HARRISBURG, Pa. — Bill Cosby’s lawyers will urge a panel of Pennsylvania appellate court judges Monday to overturn his sexual assault conviction, setting the stage for a pivotal ruling that could shape the future of the #MeToo movement’s push to hold celebrity abusers accountable in court.

Arguing that testimony from five other accusers unfairly biased the jury against the 82-year-old comedian at his trial last year, the defense is scheduled to ask the Superior Court to grant Cosby a new trial at a 2 p.m. hearing here.

“This evidence was used to strip Cosby of his presumption of innocence and try to establish that Cosby had the propensity to sexually assault women,” his attorneys — Kristen L. Weisenberger, Brian Perry, and Sarah Kelly-Kilgore — wrote in recent court filings. “(It) never should have been admitted at trial.”

But prosecutors maintain that the women’s testimony was not only proper but crucial to establishing Cosby’s “signature” pattern of drugging and then assaulting young women who came to him seeking career advice.

His 2004 assault of central accuser Andrea Constand “was the culmination of a decades-long pattern of behavior,” Montgomery County District Attorney Kevin R. Steele has said in court papers.

The Superior Court panel is unlikely to rule during Monday’s hearing, which Cosby is not expected to attend. He remains jailed at a state correctional facility in western Montgomery County, serving the minimum three-year prison sentence he received in September.


Whatever the court decides, more is at stake than one aging comedian’s future. The questions raised by Cosby’s legal team strike at an area of law that is rapidly evolving as a parade of high-profile men have found themselves in court facing similar assault claims.

As the likes of Hollywood producer Harvey Weinstein and singer R. Kelly have been brought down by criminal assault charges in the last two years, the question of what role, if any, old allegations that fall outside the statute of limitations should play in their criminal trials has emerged again and again.

Pennsylvania law allows such evidence only in limited cases that show an alleged crime was part of a larger pattern, not a mistake or to rebut defense claims.

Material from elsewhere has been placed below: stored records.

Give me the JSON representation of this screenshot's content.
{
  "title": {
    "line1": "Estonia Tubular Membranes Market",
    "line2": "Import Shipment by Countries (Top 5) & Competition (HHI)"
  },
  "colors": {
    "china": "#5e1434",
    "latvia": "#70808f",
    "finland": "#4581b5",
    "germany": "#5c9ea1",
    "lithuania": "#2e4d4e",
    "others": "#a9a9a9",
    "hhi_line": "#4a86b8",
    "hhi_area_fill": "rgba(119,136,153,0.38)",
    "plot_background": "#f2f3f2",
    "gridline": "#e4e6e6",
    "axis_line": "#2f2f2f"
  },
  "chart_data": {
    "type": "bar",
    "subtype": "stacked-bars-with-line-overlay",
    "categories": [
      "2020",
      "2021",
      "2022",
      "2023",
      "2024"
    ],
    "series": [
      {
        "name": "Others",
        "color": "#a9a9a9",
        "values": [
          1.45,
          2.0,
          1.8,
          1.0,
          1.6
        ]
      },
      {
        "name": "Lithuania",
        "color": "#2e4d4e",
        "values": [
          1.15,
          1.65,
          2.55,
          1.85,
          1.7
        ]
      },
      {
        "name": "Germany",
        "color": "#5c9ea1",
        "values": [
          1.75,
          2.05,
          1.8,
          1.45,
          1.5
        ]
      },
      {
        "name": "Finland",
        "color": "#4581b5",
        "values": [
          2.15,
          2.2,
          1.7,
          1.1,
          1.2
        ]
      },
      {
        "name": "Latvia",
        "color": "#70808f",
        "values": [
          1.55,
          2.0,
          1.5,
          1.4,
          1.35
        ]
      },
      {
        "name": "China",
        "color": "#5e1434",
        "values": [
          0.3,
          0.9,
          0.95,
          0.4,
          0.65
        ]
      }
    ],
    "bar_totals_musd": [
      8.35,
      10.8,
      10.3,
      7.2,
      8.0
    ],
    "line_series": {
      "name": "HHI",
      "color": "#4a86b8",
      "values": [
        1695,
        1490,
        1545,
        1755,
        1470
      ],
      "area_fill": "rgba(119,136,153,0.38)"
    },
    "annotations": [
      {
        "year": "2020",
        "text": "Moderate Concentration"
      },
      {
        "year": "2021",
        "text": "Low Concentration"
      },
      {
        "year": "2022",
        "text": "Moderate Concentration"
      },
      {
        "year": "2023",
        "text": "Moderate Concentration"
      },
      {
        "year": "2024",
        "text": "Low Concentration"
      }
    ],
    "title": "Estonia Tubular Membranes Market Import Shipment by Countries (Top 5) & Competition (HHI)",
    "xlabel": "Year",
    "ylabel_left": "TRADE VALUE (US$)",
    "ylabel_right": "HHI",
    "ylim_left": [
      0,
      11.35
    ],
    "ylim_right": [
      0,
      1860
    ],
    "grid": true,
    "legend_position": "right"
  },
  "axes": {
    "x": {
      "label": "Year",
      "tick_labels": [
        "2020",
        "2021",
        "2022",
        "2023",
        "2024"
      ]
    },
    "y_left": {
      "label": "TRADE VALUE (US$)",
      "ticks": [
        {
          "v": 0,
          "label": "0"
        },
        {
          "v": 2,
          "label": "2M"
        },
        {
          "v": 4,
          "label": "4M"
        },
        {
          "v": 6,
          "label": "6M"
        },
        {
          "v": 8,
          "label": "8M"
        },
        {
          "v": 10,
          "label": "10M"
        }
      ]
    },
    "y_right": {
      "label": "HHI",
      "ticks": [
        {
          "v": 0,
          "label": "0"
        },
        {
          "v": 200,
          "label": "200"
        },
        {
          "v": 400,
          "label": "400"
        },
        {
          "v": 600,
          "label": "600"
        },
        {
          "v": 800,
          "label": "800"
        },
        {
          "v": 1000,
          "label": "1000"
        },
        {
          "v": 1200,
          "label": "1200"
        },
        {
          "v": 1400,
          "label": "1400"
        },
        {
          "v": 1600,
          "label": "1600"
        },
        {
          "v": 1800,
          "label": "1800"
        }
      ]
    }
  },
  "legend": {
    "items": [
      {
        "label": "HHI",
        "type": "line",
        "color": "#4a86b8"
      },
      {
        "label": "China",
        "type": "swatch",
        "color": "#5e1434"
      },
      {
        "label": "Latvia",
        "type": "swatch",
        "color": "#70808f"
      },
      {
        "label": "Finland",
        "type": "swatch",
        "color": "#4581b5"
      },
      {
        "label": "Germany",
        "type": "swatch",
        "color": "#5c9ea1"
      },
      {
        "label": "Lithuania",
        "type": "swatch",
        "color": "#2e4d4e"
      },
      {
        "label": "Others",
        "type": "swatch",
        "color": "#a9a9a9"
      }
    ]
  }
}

Prosecutors charged Cosby with only the 2004 assault of Constand, a former Temple University employee, at his Cheltenham mansion. But they sought to bolster her claims that Cosby had drugged and assaulted her with testimony from the five other accusers — each alleging similar incidents dating back as far as the 1970s.

At his retrial in April, jurors heard from supermodel Janice Dickinson, who alleged that Cosby attacked her in 1982 at a hotel in Reno, Nev., where he had invited her under the auspices of offering career advice; and Chelan Lasha, a onetime aspiring model and actress who said she had been attacked when she met the comedian as a 17-year-old.

In an opinion issued after the verdict, Common Pleas Court Judge Steven T. O’Neill said he allowed that additional testimony because the accounts of the other women shared “chilling similarities” that pointed to a “signature” crime.

“In each instance, (Cosby) met a substantially younger woman, gained her trust, invited her to a place where he was alone with her, provided her with a drink or drug, and sexually assaulted her once she was rendered incapacitated,” the judge wrote.